Police have come across a toy in bushland near Kendall during a forensic search to help uncover fresh evidence in the case of missing boy William Tyrrell.

Other bags of evidence were also collected during the first day of a four-week search into the disappearance of the then 3-year-old, who vanished without a trace from his foster grandmother’s yard in 2014, but it is too early to confirm if any of these findings are linked to William.

On Wednesday, about 50 officers from the public order and riot squad spent the day raking through about 600 square metres of bush with picks, hoes and shovels. Sniffer dogs were also deployed in the area.

Police are set to move across the road today but will likely cover a slightly smaller area due to thick and tough terrain.

This new operation, announced on Tuesday, has high hopes of uncovering clues that will give investigators insight into what happened to little William, who hasn’t been seen or heard from since his disappearance on September 12, 2014.

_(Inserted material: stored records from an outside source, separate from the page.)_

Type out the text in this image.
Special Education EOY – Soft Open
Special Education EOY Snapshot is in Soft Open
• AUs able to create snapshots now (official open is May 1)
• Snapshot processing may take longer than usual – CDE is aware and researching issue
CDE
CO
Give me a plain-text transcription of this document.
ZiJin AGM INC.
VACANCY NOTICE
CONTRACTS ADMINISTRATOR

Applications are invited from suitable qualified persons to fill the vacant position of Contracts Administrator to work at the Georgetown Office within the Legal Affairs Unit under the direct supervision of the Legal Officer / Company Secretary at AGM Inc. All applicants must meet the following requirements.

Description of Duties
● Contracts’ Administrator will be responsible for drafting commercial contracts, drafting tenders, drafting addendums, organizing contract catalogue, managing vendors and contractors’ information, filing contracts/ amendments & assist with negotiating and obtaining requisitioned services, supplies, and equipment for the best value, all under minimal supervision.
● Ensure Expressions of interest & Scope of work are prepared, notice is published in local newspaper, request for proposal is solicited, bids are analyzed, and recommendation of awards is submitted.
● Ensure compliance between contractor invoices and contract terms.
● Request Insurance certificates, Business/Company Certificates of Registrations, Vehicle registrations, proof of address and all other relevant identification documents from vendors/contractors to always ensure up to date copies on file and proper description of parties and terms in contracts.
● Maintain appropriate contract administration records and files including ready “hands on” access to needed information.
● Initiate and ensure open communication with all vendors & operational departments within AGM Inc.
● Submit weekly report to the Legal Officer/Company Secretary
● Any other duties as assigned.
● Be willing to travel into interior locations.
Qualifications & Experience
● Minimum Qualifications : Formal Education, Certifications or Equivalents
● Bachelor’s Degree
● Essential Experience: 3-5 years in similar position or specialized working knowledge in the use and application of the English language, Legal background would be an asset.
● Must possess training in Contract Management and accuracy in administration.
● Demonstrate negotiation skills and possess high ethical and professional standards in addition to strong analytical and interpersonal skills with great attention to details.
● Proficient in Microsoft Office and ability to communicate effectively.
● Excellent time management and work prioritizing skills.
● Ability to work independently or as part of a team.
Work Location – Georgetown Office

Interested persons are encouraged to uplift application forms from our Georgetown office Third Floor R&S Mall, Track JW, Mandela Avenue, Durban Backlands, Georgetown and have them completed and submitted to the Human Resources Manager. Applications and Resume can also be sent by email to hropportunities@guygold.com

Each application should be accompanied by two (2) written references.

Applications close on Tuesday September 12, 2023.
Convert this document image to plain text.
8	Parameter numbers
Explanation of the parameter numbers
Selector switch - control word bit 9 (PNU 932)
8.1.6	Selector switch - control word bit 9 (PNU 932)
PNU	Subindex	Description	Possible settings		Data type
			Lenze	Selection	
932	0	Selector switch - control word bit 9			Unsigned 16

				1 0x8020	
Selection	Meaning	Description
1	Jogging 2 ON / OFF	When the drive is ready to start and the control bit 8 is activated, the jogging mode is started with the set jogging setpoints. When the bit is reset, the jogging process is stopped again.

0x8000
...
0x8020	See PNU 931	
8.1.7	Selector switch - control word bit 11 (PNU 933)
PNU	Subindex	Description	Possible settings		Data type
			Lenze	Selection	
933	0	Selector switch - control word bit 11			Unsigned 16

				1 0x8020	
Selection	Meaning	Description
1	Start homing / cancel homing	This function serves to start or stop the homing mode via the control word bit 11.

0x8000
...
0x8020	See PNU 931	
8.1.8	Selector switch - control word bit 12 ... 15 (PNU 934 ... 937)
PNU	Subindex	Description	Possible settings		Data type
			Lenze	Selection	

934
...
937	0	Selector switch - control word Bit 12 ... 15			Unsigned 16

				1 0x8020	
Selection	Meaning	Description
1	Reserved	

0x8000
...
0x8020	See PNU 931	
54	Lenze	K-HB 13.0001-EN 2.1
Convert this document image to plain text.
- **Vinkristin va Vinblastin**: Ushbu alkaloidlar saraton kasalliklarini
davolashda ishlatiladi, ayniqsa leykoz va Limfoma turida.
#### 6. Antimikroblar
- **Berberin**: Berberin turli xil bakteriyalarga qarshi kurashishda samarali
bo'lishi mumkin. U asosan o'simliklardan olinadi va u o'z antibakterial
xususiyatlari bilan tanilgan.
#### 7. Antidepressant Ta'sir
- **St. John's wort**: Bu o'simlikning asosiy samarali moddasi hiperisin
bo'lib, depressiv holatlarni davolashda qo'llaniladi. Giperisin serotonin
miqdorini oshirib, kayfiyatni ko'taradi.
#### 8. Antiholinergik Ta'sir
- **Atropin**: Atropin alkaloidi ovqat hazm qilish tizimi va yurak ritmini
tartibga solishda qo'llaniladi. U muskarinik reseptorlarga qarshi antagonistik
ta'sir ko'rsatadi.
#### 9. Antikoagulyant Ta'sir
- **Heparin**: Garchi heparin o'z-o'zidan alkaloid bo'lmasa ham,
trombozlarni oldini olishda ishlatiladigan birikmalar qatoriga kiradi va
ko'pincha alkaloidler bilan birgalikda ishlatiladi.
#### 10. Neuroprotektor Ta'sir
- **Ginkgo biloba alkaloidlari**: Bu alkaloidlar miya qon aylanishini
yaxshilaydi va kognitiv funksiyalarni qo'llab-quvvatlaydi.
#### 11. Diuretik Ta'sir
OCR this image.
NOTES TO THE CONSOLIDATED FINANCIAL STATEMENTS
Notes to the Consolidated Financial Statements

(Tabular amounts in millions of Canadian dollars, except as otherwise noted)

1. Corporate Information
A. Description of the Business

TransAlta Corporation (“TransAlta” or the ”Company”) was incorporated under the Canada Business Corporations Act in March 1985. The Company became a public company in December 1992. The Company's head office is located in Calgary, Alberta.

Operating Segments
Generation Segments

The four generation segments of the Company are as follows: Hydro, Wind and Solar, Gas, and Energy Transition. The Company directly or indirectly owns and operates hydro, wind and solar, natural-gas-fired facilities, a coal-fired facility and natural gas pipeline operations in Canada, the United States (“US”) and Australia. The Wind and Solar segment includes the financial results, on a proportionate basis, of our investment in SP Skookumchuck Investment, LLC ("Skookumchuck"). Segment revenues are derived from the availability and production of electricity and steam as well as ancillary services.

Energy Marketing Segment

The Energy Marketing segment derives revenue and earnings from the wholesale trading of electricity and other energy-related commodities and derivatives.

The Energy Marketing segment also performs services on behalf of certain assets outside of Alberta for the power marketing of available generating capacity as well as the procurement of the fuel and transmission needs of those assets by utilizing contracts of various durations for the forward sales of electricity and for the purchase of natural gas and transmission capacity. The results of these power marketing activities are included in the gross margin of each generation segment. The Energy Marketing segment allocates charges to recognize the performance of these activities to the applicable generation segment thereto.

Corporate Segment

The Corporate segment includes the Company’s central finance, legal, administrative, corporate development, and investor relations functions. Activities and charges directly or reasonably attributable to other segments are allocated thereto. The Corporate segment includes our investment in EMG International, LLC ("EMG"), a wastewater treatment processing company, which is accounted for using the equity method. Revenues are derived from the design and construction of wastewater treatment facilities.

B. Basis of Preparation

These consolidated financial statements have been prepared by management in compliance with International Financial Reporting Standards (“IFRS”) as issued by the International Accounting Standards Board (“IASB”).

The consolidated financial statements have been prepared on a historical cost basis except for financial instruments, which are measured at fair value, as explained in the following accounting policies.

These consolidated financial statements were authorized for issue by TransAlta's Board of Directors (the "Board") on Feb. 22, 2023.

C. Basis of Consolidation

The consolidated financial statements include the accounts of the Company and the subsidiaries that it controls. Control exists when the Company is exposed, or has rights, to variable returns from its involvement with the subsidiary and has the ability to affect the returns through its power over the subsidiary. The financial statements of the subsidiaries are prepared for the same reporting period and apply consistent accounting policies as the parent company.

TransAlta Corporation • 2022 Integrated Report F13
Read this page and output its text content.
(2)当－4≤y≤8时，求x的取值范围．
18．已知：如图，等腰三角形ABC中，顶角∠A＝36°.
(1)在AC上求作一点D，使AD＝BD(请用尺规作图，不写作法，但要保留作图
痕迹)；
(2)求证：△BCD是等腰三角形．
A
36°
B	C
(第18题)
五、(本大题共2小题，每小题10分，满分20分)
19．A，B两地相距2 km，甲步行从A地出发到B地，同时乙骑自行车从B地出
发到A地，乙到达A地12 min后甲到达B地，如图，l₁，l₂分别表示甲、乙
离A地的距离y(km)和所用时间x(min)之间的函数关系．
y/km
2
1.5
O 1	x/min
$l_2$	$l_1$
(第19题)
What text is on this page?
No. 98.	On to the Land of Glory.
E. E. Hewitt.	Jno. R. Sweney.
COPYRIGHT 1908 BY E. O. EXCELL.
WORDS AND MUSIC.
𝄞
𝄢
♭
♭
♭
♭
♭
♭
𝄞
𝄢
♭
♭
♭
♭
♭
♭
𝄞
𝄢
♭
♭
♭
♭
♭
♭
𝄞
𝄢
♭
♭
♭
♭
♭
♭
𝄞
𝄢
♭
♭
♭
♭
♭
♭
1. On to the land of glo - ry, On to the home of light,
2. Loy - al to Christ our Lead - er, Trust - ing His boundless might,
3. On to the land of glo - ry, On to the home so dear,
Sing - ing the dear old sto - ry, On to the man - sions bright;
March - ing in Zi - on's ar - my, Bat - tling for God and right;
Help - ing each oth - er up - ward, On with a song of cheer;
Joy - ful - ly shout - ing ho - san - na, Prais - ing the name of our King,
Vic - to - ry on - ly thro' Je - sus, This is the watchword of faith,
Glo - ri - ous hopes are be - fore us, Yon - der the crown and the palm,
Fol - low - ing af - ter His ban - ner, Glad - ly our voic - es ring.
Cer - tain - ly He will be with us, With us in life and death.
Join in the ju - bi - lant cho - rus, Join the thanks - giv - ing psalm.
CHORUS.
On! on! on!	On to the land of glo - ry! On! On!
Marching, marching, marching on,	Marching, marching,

Over four weeks, officers will conduct an extensive search of roughly 3 square kilometres of bushland in Kendall, on the mid-north coast of NSW.

The main difference between this search and the initial search when William first disappeared is the intention behind the operation.

“The initial search, while extensive, was focused only on finding William - a little boy who was lost - and not with a view of deliberate human intervention,” said police in a statement.

Detective Chief Inspector Gary Jubelin has said that the purpose is now on finding definitive evidence that can be used in court to prove that William may have met with foul play.

“Based on the original search and from our investigation it’s reasonable to draw conclusion that William’s disappearance was result of human intervention and not misadventure,” said Detective Jubelin.

“[But] I don’t want this interpreted that the investigation is coming to an end. We are very mindful that it’s over 3.5 years since William disappeared and we haven’t solved the matter. We are going to continue until we do.”

At this stage, police still have hope that William could still be alive and will not lose faith until they find conclusive evidence that his is not. In saying this, Detective Jubelin said they have, “grave, grave fears” for the boy’s wellbeing.

He also believes people do know what happened to William and reiterated the $1 million reward for information leading to his recovery.

The search will resume later this morning.